The film opens with a flashback introduction, Crystal as a toddler being returned to Frank by Swaino and Packie in ambiguous circumstances, Frank’s forehead bruised, Crystal none too happy.  Years later, the four letter words fly at a humble celebratory Christmas meal where Crystal announces to the three men that she’s been accepted at her college of choice, something dad accepted grudgingly as it puts her closer to Karen than him.    Later, after the rift when the boys gather at Frank’s shop, the first red flag is the pack of Marlboros Frank takes out of his pocket.  He’s also splurged on a bottle of Blue Label and indulges.  Swaino tells him all his problems stem from Karen and his violent temper.  Frank doesn’t like to hear this obviously truthful assessment, but is seemingly determined to party, grilling steaks and informing the boys that a kid from Northeastern he plays basketball with (Spencer House) is swinging by with some Molly.

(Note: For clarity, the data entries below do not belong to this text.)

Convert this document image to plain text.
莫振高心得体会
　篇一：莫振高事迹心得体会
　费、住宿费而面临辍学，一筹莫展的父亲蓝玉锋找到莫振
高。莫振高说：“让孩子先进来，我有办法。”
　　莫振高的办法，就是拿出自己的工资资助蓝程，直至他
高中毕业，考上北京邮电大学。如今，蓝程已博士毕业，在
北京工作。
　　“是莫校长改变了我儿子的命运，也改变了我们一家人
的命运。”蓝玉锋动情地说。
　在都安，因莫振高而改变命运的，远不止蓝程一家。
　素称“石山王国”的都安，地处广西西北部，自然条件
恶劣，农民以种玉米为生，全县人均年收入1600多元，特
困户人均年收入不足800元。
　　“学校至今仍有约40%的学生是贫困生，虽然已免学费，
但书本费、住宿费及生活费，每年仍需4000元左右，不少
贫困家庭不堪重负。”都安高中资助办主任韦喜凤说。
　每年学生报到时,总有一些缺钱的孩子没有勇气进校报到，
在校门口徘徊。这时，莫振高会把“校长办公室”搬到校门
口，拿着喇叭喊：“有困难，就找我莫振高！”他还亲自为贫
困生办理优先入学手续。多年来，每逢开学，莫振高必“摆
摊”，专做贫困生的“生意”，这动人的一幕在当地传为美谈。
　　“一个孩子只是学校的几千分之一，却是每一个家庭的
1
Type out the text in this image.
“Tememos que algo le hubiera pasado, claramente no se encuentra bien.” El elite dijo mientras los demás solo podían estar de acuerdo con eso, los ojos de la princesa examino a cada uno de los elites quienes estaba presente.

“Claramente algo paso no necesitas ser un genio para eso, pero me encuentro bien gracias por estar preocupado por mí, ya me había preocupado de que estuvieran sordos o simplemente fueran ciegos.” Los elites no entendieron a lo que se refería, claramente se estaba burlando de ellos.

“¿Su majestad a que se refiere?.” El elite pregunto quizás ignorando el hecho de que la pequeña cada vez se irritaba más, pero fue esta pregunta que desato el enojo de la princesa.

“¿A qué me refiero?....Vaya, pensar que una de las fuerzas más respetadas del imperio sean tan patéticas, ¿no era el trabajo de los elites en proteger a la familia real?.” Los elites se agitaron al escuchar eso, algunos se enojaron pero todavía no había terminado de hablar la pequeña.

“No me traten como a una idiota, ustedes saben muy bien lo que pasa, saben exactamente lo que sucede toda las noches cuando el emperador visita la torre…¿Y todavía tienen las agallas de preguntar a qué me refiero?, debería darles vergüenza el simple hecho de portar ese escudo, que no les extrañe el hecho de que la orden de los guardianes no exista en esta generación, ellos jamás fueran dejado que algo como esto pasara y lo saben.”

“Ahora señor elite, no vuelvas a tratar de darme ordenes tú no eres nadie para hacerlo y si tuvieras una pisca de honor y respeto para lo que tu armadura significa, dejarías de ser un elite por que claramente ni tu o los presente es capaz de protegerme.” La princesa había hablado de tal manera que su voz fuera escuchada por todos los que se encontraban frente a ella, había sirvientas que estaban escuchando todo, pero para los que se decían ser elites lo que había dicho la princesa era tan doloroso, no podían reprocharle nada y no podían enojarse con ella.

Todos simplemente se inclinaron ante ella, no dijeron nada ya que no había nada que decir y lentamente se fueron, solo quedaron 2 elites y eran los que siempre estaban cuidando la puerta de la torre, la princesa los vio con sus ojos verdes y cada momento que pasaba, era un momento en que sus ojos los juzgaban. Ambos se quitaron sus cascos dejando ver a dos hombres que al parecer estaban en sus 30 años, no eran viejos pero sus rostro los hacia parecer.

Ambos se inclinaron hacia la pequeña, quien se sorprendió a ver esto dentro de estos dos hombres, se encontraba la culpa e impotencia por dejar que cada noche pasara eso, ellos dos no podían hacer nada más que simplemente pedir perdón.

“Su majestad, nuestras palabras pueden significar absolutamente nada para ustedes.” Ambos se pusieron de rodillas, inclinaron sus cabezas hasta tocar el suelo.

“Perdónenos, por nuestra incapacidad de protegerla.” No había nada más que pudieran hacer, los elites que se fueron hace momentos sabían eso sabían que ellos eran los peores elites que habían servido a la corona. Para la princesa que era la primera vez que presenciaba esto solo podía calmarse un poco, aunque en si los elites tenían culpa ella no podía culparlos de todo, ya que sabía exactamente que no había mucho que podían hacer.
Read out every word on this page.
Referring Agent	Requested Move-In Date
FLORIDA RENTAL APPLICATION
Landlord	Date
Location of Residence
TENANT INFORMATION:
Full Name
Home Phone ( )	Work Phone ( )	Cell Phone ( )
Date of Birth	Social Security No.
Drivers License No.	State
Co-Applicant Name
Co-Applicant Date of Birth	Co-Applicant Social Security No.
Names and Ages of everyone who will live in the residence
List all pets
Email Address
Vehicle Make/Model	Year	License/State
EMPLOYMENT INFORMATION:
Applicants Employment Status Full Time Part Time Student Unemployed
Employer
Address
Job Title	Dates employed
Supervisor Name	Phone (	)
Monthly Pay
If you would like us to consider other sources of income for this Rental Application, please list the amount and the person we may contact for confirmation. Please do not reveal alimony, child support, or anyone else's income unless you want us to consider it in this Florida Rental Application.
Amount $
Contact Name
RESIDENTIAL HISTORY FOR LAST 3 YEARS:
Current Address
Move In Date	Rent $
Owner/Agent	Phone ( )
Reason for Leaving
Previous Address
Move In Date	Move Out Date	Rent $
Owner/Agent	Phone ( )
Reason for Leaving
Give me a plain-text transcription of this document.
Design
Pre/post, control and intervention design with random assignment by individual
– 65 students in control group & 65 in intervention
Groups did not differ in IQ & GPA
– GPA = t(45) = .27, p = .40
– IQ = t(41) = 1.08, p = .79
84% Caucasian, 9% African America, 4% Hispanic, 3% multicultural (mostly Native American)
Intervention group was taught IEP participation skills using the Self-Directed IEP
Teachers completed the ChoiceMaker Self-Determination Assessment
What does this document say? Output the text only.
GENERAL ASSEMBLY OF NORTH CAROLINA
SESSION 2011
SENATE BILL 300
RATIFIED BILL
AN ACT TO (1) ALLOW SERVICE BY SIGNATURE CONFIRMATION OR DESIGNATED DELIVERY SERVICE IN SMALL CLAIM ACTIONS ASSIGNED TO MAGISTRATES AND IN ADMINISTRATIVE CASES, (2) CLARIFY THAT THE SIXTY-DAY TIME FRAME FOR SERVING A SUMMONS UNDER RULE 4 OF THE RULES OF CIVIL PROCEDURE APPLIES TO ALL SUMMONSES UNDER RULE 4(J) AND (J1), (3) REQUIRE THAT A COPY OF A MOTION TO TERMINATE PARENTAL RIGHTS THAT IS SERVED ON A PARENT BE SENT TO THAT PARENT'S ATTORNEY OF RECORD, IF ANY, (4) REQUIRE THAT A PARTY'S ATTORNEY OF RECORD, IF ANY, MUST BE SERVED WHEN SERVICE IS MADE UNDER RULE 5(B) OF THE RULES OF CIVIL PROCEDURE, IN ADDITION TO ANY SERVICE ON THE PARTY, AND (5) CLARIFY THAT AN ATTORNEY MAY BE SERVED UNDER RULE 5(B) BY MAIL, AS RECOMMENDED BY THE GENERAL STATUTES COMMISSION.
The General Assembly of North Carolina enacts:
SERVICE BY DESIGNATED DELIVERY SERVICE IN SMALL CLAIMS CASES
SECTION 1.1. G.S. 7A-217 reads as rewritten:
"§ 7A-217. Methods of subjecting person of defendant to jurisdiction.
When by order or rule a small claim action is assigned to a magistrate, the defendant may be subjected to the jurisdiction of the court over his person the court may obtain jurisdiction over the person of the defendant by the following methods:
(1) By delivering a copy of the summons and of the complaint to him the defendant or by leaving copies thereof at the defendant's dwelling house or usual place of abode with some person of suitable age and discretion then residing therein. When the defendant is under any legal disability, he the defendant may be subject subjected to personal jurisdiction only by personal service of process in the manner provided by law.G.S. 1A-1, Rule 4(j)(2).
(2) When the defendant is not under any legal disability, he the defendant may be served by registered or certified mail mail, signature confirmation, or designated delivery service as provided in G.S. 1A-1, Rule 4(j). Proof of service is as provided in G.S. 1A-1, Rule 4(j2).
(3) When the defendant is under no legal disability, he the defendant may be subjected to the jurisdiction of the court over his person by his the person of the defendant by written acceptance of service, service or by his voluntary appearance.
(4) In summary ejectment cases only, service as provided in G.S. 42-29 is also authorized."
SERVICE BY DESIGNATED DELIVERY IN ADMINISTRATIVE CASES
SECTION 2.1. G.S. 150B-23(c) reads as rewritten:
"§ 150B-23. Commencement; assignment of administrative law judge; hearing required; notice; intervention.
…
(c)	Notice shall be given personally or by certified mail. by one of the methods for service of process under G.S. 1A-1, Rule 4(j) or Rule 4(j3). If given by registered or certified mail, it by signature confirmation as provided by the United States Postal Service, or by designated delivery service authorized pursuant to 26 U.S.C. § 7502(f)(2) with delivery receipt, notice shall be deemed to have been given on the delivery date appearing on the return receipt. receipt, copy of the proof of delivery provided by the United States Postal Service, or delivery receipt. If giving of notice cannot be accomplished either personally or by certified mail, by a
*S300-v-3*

The three principals cannot be faulted, each fleshing out his ‘type’ as a guy from a working class neighborhood, Pollono the most responsible adult, ladies man Bernthal the annoying instigator and Whigham the intellectually challenged one.  But the women are less well drawn, Spiro morphing from obnoxious drunk to sober avenger, Bravo a foul mouthed object of affection.  Considering that the film is comprised of only three locations and a couple of exterior shots, Pollono has achieved a strong sense of place, the passage of time indicated by a daughter grown up and a pit bull grown old.  “Small Engine Repair” packs some punches, but they don’t land as strongly when you can see them coming.

Robin's Review: B+

Ex-con Frank and his two best buddies, Terrance (Jon Bernthal) and Packie (Shea Wigham), absolutely adore Crystal (Ciara Brava), Frank’s teenage daughter. She gives as good as she gets from her three “dads” and matches them, good-naturedly, swear for swear. Then, something bad happens and the three friends must join together to protect their girl in “Small Engine Repair.”

As I watched writer-director John Pollono’s debut feature (adapted from his stage play), I was reminded strongly of John Ford’s “3 Godfathers (1948),” where three ruthless outlaws save a baby left orphaned and helpless in a vast, sun-scorched desert. “Small Engine Repair” is not a modern day “3 Godfathers,” but the spirit of the three BFFs and their love for Crystal has the same paternal feel.

Pollono’s blue-collar based tale takes its turn when we learn about the bad thing. I am not going into that but it is the catalyst for the tensions that build when Frank invites his buddies over to get drunk and stoned. (Before the turn, Frank did not drink and smoke, mainly because of Crystal.)

While they party, Frank gets a call and invites a younger friend, Chad (Spencer House), to join them, something not consistent with the host. Chad’s arrival and things he says triggers something in Crystal’s dad and violence ensues. The twist the story takes at this point brings it all together as the dads do what they have to protect Crystal.

The story of family, friends and love does not follow conventional paths as you get to know this extended clan, especially before the turn, when Crystal’s mother, Karen (Jordana Spiro), comes to town to see her daughter. Karen, divorced from Frank, is her own woman and she lets everyone know it. This plays out very well after she learns of the story twist and her maternal instincts kick in.

At its heart, “Small Engine Repair” is a father-daughter story where the “father” part is plural. The cast is first rate across the board and there is a real chemistry among them all. It is an ensemble film in the truest sense and every player is a 3-D person. The dialog and accents ring true – it is set in southern New Hampshire and, even with the close-quarters sets, it feels like a rural New England locale.

If I had to pick one actor/character out of the fine cast as the “best” in the film, it would have to be Ciara Bravo as Crystal. The young actor stands tall with the veteran cast and gives a full, sincere and smart performance. This is pretty good considering the fine performances by all.

Vertical Entertainment releases "Small Engine Repair" in theaters on 9/10/21 and on VOD/digital on 10/1/21.